I set off for New Delhi in June – the capital and political hub of India. Delhi as the first port of arrival was rare, it was mostly Bombay or Calcutta which reigned supreme for me running off the tarmac to see friends and family, putting pleasure before work. This time however the capital was beckoning. The sense of excitement, romanticism and urgency made me want to fly like no other time.
We had successfully completed our launch for Napeansea earlier this year and ready with ideas to bring in our next new collection. Whilst I was prepared for the heat and dust to greet me, India always evoked a sense of nostalgia and history like no other place and now more so heightened by Lutyens’ Delhi ( an area in New Delhi, India, named after the British architect Edwin Lutyens (1869–1944), who was responsible for much of the architectural design and building when India was part of the British Empire in the 1920s and 1930s) My book of choice, Nehru and Edwina my companions, for a nine hour flight seemed befitting to my destination.
After a quick shower and breakfast on arrival early in the morning, I was ready to brace the heat by mid-day (not really) – it was like being in a blast furnace and my body was ready to melt and be moulded. Ironically it was H.P. Singh at ‘ Nehru Place’ which gave me air-conditioned solace in four floors of fabric heaven. A trip to Nehru place for textiles is incomplete without visiting H.P. Singh. There are many more stores too in the area which have direct mill-access, whereby you can expect wholesale prices for handloom and cotton material. Yards of silk, linen, net, crepe and georgette are also in abundance in a variety of colours and prints. They generally have fixed prices, but you can ask for a discount when buying in bulk, making this one of the cheapest cloth markets in Delhi.
Well Looked After At The Factory
North Indian hospitality is legendary though not always belly friendly! Within a few days of arrival and kick starting sampling for our new range, sudden showers arrived and brought not only respite to the heat but samosas and endless cups of tea. In fact the tea-maker at the factory was given instructions on the onset of my arrival -‘”har ghante mae memsaab ko chai dena'”- this loosely translates as “bring the lady tea every hour on the hour!” This was a small part amongst the many breakfasts, elevenses, lunch and high tea I consumed while working. Nothing was ever too much for Gigi’s factory and her team in their endeavour to look after me.
Le Corbusier’s Chandigarh
My resident host in India made sure it was not all work and no play. I had the privilege of visiting his parents home in the city of Chandigarh. The drive from New Delhi to Chandigarh takes approximately three and a half hours by road which was our preferred mode of travel. Chandigarh, the dream city of India’s first Prime Minister, Jawahar Lal Nehru, was planned by the famous French architect Le Corbusier.
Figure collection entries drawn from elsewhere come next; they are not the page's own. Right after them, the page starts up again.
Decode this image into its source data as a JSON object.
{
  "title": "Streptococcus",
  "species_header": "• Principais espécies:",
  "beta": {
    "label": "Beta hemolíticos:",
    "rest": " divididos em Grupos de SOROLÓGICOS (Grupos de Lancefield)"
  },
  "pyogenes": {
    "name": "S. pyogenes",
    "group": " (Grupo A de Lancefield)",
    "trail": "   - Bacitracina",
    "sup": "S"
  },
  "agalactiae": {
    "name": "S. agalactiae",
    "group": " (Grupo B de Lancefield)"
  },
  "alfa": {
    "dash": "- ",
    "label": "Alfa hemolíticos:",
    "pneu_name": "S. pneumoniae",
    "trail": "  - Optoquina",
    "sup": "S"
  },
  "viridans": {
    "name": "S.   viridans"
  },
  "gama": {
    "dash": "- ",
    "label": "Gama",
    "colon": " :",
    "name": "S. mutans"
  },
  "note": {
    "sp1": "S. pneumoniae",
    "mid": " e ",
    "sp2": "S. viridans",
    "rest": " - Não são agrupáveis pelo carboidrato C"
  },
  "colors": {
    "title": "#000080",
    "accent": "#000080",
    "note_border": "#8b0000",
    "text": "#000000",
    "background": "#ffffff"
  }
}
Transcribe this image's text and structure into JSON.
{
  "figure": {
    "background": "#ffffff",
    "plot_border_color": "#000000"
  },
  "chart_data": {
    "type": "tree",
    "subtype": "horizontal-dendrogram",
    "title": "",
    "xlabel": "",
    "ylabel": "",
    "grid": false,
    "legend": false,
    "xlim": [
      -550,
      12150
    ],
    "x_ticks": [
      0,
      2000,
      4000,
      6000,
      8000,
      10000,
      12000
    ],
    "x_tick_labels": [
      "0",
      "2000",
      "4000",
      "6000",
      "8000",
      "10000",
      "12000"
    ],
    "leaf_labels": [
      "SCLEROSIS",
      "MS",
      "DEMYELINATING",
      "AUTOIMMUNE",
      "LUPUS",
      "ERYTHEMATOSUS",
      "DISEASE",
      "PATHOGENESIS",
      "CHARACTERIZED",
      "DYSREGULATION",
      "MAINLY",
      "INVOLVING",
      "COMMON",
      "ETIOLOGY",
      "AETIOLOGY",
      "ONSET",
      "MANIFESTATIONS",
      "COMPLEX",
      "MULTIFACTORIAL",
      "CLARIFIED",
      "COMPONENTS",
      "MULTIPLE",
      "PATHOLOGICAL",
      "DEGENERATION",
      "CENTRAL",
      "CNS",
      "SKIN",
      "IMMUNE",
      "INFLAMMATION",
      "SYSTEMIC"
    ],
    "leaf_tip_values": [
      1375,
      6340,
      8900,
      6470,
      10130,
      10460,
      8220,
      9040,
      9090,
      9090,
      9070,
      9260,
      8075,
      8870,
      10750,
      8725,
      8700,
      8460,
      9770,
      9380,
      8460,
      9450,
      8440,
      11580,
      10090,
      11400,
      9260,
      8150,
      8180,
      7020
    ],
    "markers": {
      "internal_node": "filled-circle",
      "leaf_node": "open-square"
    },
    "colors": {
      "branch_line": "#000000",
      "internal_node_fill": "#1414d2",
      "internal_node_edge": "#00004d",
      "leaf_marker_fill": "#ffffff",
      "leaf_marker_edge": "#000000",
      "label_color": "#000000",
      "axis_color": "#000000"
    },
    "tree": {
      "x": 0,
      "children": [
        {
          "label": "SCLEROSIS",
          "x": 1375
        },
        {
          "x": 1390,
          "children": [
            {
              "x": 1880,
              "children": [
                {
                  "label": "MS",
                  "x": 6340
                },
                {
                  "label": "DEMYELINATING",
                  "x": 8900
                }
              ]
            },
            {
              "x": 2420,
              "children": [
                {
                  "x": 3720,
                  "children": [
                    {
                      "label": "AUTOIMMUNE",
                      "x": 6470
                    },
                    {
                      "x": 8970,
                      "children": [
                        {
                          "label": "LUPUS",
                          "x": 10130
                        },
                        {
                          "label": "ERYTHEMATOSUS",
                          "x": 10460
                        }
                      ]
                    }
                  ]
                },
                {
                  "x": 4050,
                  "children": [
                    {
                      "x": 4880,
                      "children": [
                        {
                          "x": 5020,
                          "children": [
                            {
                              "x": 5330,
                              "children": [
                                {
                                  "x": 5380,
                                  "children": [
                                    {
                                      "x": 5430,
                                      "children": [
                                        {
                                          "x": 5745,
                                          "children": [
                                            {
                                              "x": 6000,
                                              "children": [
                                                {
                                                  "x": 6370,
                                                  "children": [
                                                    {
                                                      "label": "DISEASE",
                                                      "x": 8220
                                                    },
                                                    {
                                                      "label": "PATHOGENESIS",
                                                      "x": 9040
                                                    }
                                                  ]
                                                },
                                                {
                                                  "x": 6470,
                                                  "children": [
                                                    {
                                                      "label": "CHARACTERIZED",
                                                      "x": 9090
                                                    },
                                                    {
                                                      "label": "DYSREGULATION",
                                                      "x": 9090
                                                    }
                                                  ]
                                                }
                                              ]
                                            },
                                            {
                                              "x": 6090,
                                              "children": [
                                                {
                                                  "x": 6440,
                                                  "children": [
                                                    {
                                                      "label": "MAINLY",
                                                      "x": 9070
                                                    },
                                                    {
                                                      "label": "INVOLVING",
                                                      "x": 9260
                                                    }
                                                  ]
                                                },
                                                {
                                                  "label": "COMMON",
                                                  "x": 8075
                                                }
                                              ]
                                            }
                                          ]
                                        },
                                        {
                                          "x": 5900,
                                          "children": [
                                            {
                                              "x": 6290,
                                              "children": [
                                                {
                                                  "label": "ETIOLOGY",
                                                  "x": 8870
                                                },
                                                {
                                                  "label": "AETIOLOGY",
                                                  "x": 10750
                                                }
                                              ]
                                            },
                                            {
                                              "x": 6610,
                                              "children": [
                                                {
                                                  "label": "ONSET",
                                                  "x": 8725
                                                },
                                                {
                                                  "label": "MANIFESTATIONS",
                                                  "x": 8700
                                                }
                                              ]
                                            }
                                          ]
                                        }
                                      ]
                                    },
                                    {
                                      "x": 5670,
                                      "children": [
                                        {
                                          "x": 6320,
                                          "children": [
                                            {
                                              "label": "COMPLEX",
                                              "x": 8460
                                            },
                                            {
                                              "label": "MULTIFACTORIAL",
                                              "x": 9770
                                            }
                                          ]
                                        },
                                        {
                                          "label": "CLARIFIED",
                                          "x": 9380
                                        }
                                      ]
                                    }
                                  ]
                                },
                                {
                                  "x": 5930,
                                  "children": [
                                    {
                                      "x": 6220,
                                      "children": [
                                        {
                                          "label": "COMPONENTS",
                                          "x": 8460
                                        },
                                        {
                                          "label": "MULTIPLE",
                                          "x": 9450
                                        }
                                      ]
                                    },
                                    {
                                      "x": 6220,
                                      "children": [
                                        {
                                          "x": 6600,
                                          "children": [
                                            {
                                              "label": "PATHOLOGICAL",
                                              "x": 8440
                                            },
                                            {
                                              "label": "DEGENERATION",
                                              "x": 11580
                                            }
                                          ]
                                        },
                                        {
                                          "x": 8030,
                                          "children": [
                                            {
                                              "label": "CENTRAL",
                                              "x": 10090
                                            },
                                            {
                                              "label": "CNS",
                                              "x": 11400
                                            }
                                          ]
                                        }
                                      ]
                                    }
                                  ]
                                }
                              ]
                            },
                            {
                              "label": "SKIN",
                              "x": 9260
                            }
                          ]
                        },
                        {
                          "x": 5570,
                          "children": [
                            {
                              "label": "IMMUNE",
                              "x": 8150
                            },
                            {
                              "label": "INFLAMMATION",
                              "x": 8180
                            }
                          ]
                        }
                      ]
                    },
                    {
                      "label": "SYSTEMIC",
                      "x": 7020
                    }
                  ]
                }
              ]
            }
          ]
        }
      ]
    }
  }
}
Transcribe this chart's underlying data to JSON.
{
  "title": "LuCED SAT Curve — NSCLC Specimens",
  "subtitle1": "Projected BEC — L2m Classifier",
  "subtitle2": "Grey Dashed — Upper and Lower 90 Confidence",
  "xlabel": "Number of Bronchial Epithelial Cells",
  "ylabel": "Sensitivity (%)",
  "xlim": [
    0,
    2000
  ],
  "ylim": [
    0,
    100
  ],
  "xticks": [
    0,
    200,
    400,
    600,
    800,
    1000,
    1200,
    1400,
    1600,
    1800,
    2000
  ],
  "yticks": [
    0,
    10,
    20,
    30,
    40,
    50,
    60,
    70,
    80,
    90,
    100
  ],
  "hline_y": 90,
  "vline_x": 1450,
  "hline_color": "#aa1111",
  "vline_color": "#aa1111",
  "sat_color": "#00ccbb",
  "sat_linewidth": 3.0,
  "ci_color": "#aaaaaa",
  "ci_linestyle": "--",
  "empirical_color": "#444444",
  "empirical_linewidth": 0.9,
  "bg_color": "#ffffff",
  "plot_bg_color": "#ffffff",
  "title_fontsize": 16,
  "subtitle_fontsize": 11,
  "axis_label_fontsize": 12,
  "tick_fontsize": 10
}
Picturesquely located at the foothills of Shivaliks, it is known as one of the best experiments in urban planning and modern architecture in the twentieth century in India. Chandigarh became symbolic of the newly independent Indian. The foundation stone of the city was laid in 1952. The city is well known for its architecture and design by architects such as Le Corbusier, Pierre Jeanneret, Jane Drew, and Maxwell Fry. The home that welcomed me for the weekend had the most beautiful manicured lawns , mango trees, and a garden full of exotic flowers and proudly tall palm trees.
Nothing prepares you for the skills and workmanship hidden in the depths of alleys, nooks and crannies of India. Hand block printing studios are amongst one of these. This method of hand printing and mixing colour to the correct shade, is now being recognised in the West and also amongst urban Indians as a skill to be treasured. They are all cognizant of the fact that block printing requires greater human effort and time, finesse and above all it leaves a personal mark of the artisan who prints it. Minor errors and tiny splashes of extra colour sets it apart from its screen printed version. As all artisans strive for excellency, it is in this human imperfection that we find a prized perfection.
My visit to the factory took and ended in six weeks. Hopefully I have been able to capture a tiny essence of India through our upcoming collection. The exotic fragrance of the Mogra ( aka Jasmine) flower in our cushions, the India night sky through our star print, the leafy boulevards through our chevron leaf print throws, Dabu print hand stitched ‘rajais’ ( Indian quilts made using a mud print reminiscent of the Indian monsoons) and lots of block printing to give the treasured printers their due.
Our journey continues and keeps us inspired.